Sigh. Immediately following the Newtown tragedy, all varieties of media lit up with critiques about groups who might try to capitalize on the event to serve their own political motives. These critiques were initially directed at gun-control activists. But now a growing variety of crazies — some of them in positions of influence — are using Newtown as a backdrop to air their own fringe viewpoints. Among the more popular fringe ideas are coming from the prayer-in-school and anti-evolution camps, who are circulating messages like this one, titled “Darwin at fault for massacre,” that appeared in my local paper. According to the letter’s author, Geoff Vongermeten:

Not until Darwin goes away and in the view of humanity being specially created by God in his image can we ever hope to stem the tide of mass murder and war. Cain started it. Darwin legitimized it. Who’s going to stop it? The tools are not the problem.
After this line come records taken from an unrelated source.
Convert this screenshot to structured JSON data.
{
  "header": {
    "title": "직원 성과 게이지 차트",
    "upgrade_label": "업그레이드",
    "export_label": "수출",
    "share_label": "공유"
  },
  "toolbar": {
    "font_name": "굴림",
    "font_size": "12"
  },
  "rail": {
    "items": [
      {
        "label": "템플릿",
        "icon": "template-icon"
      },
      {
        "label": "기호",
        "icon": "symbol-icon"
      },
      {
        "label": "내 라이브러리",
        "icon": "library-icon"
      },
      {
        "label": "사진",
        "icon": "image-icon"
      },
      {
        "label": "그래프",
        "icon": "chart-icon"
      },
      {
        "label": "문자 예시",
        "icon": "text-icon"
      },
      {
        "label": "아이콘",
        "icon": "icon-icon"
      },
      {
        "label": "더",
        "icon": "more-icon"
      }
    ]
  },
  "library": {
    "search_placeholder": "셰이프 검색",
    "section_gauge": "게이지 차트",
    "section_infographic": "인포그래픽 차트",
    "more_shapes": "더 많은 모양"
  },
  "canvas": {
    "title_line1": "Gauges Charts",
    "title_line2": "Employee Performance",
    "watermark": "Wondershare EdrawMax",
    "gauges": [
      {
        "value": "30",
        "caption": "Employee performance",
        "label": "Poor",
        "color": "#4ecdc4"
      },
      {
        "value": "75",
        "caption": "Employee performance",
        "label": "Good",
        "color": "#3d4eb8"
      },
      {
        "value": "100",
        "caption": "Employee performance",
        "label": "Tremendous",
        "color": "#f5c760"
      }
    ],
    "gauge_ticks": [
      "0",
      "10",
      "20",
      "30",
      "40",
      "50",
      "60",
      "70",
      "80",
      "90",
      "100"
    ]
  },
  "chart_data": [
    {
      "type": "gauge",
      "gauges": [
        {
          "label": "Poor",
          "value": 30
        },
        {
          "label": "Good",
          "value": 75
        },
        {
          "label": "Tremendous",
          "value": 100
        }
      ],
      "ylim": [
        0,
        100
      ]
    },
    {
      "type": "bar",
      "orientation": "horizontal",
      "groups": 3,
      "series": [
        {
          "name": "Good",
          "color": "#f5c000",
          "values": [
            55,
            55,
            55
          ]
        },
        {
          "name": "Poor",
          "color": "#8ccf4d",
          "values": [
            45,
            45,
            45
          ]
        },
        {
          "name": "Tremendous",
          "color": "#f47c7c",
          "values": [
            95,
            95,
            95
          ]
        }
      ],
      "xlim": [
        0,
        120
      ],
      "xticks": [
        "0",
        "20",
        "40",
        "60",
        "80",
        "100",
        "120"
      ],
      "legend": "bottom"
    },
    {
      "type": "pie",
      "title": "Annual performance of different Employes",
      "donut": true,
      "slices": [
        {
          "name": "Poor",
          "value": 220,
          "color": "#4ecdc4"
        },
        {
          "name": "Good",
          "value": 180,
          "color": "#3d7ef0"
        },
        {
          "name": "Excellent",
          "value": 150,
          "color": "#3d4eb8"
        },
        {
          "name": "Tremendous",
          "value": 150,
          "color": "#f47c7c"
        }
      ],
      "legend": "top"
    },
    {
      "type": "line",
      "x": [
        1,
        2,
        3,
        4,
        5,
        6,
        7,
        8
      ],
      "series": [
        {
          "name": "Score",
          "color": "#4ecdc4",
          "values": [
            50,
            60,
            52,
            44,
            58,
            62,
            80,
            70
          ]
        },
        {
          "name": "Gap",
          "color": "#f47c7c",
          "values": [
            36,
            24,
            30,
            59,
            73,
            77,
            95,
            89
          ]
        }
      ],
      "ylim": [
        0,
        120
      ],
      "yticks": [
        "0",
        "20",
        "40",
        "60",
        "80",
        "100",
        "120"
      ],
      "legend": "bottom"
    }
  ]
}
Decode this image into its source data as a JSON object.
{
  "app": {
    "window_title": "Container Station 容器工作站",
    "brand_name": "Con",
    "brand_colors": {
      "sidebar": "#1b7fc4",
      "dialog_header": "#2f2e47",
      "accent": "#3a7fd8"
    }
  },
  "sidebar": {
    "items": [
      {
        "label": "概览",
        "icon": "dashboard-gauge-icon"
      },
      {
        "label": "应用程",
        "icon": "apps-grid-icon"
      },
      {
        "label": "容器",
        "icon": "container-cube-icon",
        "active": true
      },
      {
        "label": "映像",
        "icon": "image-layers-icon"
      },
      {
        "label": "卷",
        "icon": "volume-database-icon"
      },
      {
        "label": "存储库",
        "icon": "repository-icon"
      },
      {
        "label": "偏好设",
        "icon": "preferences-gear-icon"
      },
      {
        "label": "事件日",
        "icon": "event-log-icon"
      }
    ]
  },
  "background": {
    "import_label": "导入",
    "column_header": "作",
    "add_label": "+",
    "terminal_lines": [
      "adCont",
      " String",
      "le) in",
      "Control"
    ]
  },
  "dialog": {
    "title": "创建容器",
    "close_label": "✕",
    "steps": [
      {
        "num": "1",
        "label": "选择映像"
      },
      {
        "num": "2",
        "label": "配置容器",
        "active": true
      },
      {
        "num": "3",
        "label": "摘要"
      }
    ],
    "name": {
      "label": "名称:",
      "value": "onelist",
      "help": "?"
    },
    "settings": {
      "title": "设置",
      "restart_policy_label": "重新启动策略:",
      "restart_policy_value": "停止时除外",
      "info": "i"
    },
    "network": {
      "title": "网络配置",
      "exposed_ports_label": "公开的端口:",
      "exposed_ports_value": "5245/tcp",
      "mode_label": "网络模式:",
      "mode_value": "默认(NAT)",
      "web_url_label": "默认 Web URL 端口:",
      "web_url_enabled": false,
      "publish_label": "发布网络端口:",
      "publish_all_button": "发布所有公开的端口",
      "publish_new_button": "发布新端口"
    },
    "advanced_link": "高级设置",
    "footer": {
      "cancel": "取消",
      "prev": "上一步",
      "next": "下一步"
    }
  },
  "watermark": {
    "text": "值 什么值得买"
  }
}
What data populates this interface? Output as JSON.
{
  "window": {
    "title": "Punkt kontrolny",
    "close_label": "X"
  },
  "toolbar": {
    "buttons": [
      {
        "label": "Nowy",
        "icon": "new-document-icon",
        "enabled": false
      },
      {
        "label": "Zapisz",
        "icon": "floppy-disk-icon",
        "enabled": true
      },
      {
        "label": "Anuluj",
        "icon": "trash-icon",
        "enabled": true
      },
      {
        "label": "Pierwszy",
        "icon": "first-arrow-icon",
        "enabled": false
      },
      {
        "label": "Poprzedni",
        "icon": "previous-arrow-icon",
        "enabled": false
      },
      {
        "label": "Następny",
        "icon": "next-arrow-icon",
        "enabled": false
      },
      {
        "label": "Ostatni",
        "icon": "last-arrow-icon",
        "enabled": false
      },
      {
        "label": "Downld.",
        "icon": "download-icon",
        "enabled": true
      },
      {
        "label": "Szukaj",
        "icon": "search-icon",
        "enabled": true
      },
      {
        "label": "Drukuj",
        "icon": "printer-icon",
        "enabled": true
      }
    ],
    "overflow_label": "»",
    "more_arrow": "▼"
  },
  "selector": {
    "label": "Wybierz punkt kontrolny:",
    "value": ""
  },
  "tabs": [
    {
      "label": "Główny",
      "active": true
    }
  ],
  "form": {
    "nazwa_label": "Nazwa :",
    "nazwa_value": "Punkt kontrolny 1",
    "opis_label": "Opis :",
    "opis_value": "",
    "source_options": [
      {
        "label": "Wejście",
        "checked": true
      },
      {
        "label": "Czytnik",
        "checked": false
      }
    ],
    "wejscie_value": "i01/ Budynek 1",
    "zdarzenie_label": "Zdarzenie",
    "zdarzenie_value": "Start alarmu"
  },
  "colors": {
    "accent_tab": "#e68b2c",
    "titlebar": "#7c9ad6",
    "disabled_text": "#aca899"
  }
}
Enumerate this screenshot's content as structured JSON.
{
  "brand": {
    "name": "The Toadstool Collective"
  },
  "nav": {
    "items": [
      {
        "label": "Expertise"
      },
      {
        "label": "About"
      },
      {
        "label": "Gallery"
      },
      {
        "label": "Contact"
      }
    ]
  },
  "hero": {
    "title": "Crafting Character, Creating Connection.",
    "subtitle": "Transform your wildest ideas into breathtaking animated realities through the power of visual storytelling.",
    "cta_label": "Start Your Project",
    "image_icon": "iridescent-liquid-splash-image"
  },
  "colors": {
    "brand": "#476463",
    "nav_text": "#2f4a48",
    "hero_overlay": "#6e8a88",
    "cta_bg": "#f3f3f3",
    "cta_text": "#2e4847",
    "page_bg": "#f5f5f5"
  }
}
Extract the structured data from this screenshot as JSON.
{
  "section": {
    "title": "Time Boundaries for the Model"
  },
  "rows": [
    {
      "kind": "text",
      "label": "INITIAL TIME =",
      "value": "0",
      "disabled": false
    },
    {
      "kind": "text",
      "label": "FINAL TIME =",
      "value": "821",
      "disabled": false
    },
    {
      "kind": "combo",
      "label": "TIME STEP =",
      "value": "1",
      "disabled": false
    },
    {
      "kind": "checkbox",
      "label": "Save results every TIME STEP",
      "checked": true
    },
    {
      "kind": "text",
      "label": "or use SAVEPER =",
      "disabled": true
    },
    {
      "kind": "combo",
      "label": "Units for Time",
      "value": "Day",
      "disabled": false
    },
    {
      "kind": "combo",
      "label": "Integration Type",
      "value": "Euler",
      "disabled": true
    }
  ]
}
The philosophy is the problem!

While my local paper is known for attracting cave-dwelling weirdos, PZ Myers has assembled a round-up of comments that commanded substantial influence during the past week. The most common viewpoint seems to be that Newtown was divine punishment. A popular poem has been circulating which insinuates that Jesus wanted to “take back his schools,” i.e. Jesus had the Newtown children assassinated so that he could open an elementary school in heaven. These ideas are completely zany, but they are echoed by people like James Dobson who command a large national audience.

Conservative Christians seem to blame all tragic events on modernity, on science or secularism, or because of gays or other groups who they think aren’t receiving enough hate from our culture. I suppose it shouldn’t be too shocking that might see Newtown as a divine act, since the God of the Bible so often orders or permits infanticide. Even the first Christmas was marked by an act of mass infanticide. So that isn’t shocking. But what is shocking is that people of the 21st century still believe that this is a good model for a just and moral society. That’s plain nuts.